Quando o Insane Driver me foi apresentado, comecei a pesquisar um pouco sobre a banda, a fim de conhecer melhor sobre quem eu escreveria, como sempre faço e imediatamente já pude perceber uma qualidade da banda (até mesmo antes de ouvir o som). Essa qualidade é a coragem. Pois não é qualquer banda que tem culhões para assumir ter influência de uma banda como o AvengedSevenfold, por exemplo, banda que enfrenta grande aversão por parte do público mais antigo e conservador do metal. Além disso, o agora ex-vocalista Marcos Bolsoni escolheu “homenagear” o grupo de pagode Molejo na sessão de fotos para o CD, usando uma camiseta que imita aquela clássica camiseta dos Ramones, com os nomes dos integrantes em um círculo. Brincadeira por parte do músico ou não, é uma atitude que com certeza pode desagradar a mesma ala de fãs mencionados anteriormente, o grupo mais radical que acredita que o metal deve ser levado mais a sério, sem dar espaço para o humor. E por último ao mesclar estilos tradicionais com vertentes mais modernas em sua música. Tudo isso, me fez chegar à conclusão de que são músicos corajosos. Entretanto, nada disso deveria ser levado em consideração, pois se você está no metal é por paixão e diversão, pois ninguém entra na cena atrás de dinheiro. Portanto, se você está se divertindo e fazendo o que gosta, no fim das contas é a única coisa que importa. E ao passear pelas redes sociais da banda e por suas composições, isso parece ficar evidente.
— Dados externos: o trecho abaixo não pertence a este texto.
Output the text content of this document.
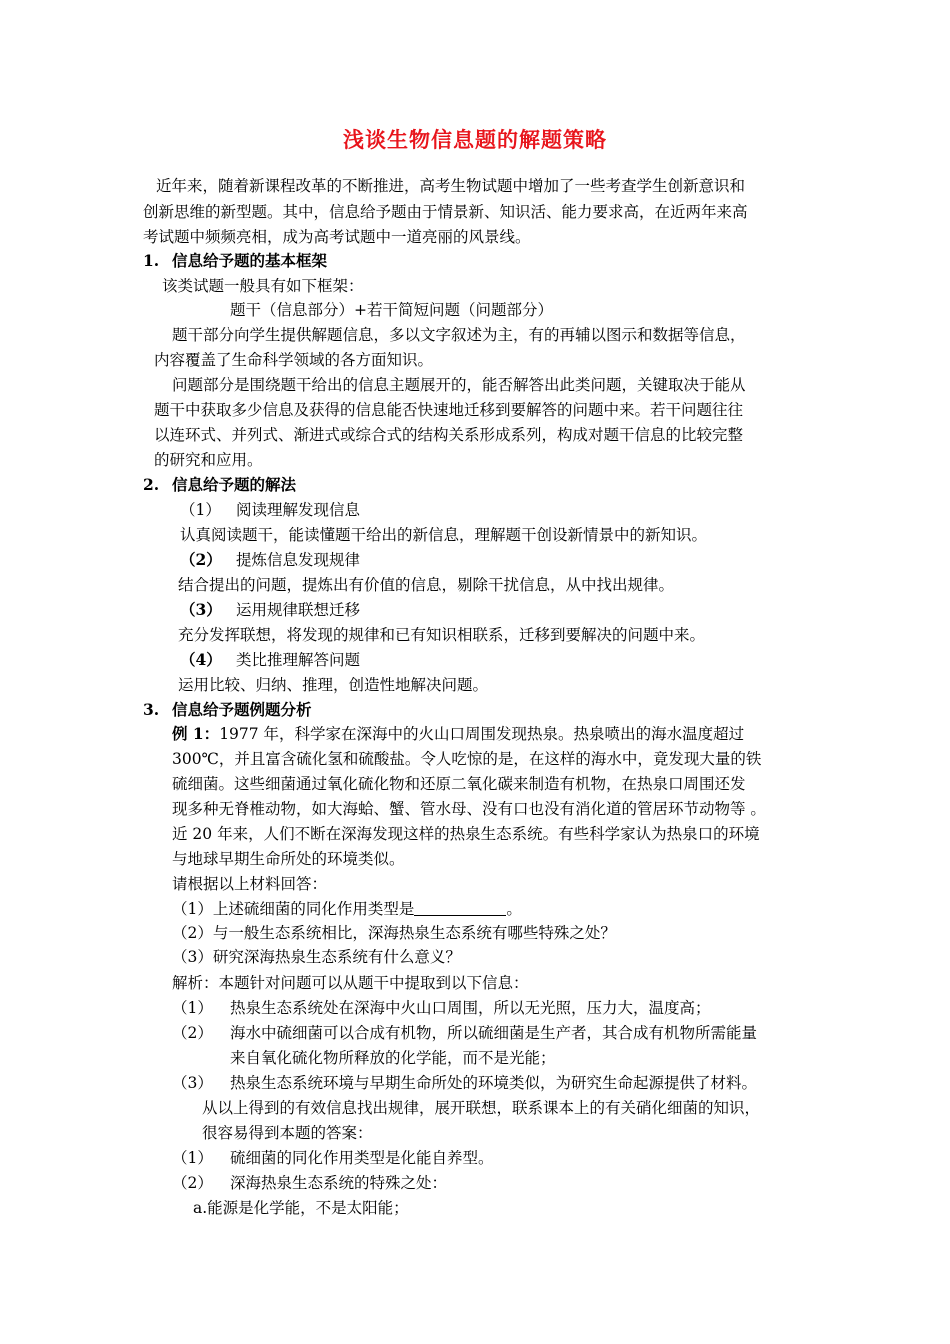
浅谈生物信息题的解题策略
近年来，随着新课程改革的不断推进，高考生物试题中增加了一些考查学生创新意识和
创新思维的新型题。其中，信息给予题由于情景新、知识活、能力要求高，在近两年来高
考试题中频频亮相，成为高考试题中一道亮丽的风景线。
1. 信息给予题的基本框架
该类试题一般具有如下框架：
题干（信息部分）+若干简短问题（问题部分）
题干部分向学生提供解题信息，多以文字叙述为主，有的再辅以图示和数据等信息，
内容覆盖了生命科学领域的各方面知识。
问题部分是围绕题干给出的信息主题展开的，能否解答出此类问题，关键取决于能从
题干中获取多少信息及获得的信息能否快速地迁移到要解答的问题中来。若干问题往往
以连环式、并列式、渐进式或综合式的结构关系形成系列，构成对题干信息的比较完整
的研究和应用。
2. 信息给予题的解法
（1） 阅读理解发现信息
认真阅读题干，能读懂题干给出的新信息，理解题干创设新情景中的新知识。
（2） 提炼信息发现规律
结合提出的问题，提炼出有价值的信息，剔除干扰信息，从中找出规律。
（3） 运用规律联想迁移
充分发挥联想，将发现的规律和已有知识相联系，迁移到要解决的问题中来。
（4） 类比推理解答问题
运用比较、归纳、推理，创造性地解决问题。
3. 信息给予题例题分析
例 1：1977 年，科学家在深海中的火山口周围发现热泉。热泉喷出的海水温度超过
300℃，并且富含硫化氢和硫酸盐。令人吃惊的是，在这样的海水中，竟发现大量的铁
硫细菌。这些细菌通过氧化硫化物和还原二氧化碳来制造有机物，在热泉口周围还发
现多种无脊椎动物，如大海蛤、蟹、管水母、没有口也没有消化道的管居环节动物等 。
近 20 年来，人们不断在深海发现这样的热泉生态系统。有些科学家认为热泉口的环境
与地球早期生命所处的环境类似。
请根据以上材料回答：
（1）上述硫细菌的同化作用类型是	。
（2）与一般生态系统相比，深海热泉生态系统有哪些特殊之处？
（3）研究深海热泉生态系统有什么意义？
解析：本题针对问题可以从题干中提取到以下信息：
（1） 热泉生态系统处在深海中火山口周围，所以无光照，压力大，温度高；
（2） 海水中硫细菌可以合成有机物，所以硫细菌是生产者，其合成有机物所需能量
来自氧化硫化物所释放的化学能，而不是光能；
（3） 热泉生态系统环境与早期生命所处的环境类似，为研究生命起源提供了材料。
从以上得到的有效信息找出规律，展开联想，联系课本上的有关硝化细菌的知识，
很容易得到本题的答案：
（1） 硫细菌的同化作用类型是化能自养型。
（2） 深海热泉生态系统的特殊之处：
a.能源是化学能，不是太阳能；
Após toda essa divagação (não propositada), vamos ao que interessa. O Insane Driver é uma banda de São Paulo-SP, fundada no ano de 2013 e chega esse ano ao seu primeiro álbum, que leva o nome da banda como título.

É importante destacar a arte gráfica do CD. Todo o conceito e execução que ficaram a cargo de Alexandre Santos e Fabiola Russo são trabalhos muito bem desenvolvidos. O amadorismo não passou nem perto aqui. O cuidado para um ótimo resultado é nítido. O encarte é composto de imagens que traduzem alguma das letras. E a capa mostra um mundo destruído com um carro vermelho do tipo Mustang em destaque. Parabéns aos responsáveis por este ótimo trabalho.

“Endless Path” abre o álbum com um instrumental só de cordas. Sem peso, sem distorção.Só violão, dedilhados e muita técnica introduzindo uma bela atmosfera ao que vem pela frente.

Dando início ao peso do álbum, surge “The Edge of Life”, logo de cara mostrando muito entrosamento e harmonia especialmente entre as cordas. Belas passagens do baixo, junto às guitarras, dando um ótimo preenchimento das lacunas. Riffs realmente muito bons das guitarras trabalhando em conjunto, proporcionando um resultado coeso. Destaque também para o trabalho dos vocais, tanto dos coros, quanto de outras passagens. A voz de Marcos pende mais para o Heavy Metal, mas com mais grave do que o Heavy tradicional.

“Firstly My Breakfast” começa com um belo groove do baixo acompanhado pela bateria que incorpora uma ótima levada à música. Que som agradável do baixo com as notas sendo muito bem executadas. A cozinha convoca as guitarras e o vocal para se juntarem em uma das melhores faixas do CD, com provavelmente o refrão mais marcante do trabalho. Muita variedade nas vozes, ora uma linha vocal mais melódica, ora mais agressiva. Elementos de metal core e thrash metal também estão presentes nesta faixa. O baixo ganha mais um destaque com uma linha praticamente só dele. Bons solos de guitarra estilo heavy metal também dão as caras por aqui.

“Tide of Fears” tem um início bem melódico. Com instrumental acústico e vocal limpo, sem agressividade. Mais uma música muito bem desenvolvida e executada, passando uma ótima impressão de profissionalismo, como todas as músicas passam. Umas mais que as outras. Essa é a faixa mais longa do álbum, chegando à quase sete minutos de duração e embora tenha algumas passagens mais pesadas, sua atmosfera é mais melódica.

“Change” tem uma das pegadas mais pesadas do full-length, liderada por uma bateria precisa. O trabalho das vozes também é um dos grandes responsáveis pelo peso e agressividade desta faixa.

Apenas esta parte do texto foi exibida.